Mr. Shippe claps once—sharp and satisfied. “Now that, Bianca, is the kind of movement I’m looking for.”

“Thank you,” I say, my tone polite but cool.

“You know, Bianca…you’ve got something most girls in this business don’t. Discipline and heat. That’s rare.”

“Thank you,” I repeat. What else can I say to that?

He walks behind me now, gliding his fingers up my arm. “I wonder, though, if I can see more of that heat.”

“Mr. Shippe?”

He can’t possibly be insinuating what I think he is.

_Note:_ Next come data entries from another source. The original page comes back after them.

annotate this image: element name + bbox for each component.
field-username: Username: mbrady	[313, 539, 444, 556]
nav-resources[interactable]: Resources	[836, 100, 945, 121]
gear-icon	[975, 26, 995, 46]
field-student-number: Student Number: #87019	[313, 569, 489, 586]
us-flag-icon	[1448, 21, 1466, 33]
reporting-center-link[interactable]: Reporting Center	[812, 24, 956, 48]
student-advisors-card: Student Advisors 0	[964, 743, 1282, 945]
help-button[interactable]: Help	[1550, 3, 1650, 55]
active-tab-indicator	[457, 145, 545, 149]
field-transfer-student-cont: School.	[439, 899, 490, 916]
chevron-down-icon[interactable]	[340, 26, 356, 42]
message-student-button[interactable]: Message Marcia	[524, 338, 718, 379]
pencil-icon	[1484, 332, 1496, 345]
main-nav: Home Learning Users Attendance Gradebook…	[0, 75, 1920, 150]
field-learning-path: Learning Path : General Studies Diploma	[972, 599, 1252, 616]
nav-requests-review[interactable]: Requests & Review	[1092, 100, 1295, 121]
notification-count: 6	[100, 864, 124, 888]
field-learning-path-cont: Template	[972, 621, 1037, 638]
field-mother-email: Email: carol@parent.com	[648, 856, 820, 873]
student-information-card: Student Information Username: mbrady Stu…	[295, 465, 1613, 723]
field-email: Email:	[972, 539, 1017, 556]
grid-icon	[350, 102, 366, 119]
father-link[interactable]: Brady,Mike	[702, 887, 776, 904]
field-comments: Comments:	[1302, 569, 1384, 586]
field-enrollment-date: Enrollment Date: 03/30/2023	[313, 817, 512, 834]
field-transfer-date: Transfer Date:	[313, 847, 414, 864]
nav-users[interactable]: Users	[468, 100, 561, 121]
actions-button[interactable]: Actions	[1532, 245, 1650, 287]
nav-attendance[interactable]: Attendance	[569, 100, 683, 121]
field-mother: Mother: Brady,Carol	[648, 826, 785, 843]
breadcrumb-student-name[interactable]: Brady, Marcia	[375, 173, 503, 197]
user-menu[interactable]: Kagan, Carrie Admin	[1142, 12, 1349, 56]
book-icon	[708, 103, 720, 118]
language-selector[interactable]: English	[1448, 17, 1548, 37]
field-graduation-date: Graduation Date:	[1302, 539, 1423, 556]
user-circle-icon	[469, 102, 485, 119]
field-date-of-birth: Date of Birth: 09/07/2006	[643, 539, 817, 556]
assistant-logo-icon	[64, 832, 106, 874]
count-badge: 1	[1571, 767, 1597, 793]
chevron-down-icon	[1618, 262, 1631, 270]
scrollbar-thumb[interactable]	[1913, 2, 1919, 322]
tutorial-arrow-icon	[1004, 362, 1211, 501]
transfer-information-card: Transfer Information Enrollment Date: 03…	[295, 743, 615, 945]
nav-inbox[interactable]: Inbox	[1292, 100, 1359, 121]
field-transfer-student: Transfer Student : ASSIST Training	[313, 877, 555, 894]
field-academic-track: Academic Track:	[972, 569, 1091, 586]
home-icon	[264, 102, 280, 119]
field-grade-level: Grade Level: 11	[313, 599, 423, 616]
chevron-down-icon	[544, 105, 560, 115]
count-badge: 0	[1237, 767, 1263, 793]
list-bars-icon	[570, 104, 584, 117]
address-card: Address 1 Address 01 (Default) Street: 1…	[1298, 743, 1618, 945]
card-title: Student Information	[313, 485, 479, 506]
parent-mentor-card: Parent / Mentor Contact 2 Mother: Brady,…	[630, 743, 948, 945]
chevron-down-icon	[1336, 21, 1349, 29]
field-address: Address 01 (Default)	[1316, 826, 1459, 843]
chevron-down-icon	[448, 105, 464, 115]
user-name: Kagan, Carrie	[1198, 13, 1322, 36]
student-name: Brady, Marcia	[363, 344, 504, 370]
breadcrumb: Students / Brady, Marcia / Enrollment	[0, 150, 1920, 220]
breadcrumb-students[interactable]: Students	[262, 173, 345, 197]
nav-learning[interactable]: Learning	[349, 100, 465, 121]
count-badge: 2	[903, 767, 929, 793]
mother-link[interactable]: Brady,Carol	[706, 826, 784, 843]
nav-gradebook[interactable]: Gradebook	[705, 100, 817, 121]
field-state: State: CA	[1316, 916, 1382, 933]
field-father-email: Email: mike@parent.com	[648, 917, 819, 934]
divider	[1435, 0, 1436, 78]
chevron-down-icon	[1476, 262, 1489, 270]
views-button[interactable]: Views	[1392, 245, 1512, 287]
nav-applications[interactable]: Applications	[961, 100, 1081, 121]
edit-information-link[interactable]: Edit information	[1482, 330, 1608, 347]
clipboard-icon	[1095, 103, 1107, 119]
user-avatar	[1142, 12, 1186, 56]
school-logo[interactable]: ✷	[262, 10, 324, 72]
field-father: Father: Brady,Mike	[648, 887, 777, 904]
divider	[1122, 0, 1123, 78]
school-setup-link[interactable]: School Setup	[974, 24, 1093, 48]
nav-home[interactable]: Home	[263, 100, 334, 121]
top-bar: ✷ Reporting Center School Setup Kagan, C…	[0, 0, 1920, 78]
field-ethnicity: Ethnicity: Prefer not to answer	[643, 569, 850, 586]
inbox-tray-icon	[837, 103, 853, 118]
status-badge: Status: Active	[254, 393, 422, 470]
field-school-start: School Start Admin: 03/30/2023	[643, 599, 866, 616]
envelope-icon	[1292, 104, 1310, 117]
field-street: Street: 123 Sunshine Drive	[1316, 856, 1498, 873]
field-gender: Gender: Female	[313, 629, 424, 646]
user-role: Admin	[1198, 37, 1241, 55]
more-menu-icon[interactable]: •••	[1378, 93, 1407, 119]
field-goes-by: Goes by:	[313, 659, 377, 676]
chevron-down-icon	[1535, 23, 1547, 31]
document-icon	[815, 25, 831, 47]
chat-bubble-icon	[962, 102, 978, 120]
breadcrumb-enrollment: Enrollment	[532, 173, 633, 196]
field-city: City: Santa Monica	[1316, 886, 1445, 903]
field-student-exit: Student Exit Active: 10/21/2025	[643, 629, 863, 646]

He’s a bit of a creep—that’s par for the course in show business—but he’s not actually propositioning me, is he?

His lips curl into a grin. “I think you know that a million girls would kill for this role, Bianca.” He places a hand on my upper thigh, leaving no further room for interpretation. “What are you willing to do?”

And to my horror, I think it over.

I’ve been clawing my way into a career in New York for the better part of a decade. I’ve been go-go dancing, waiting tables, doing catering gigs, nannying for spoiled Upper East Side brats to keep myself afloat. And now, my Broadway debut is finally in my grasp.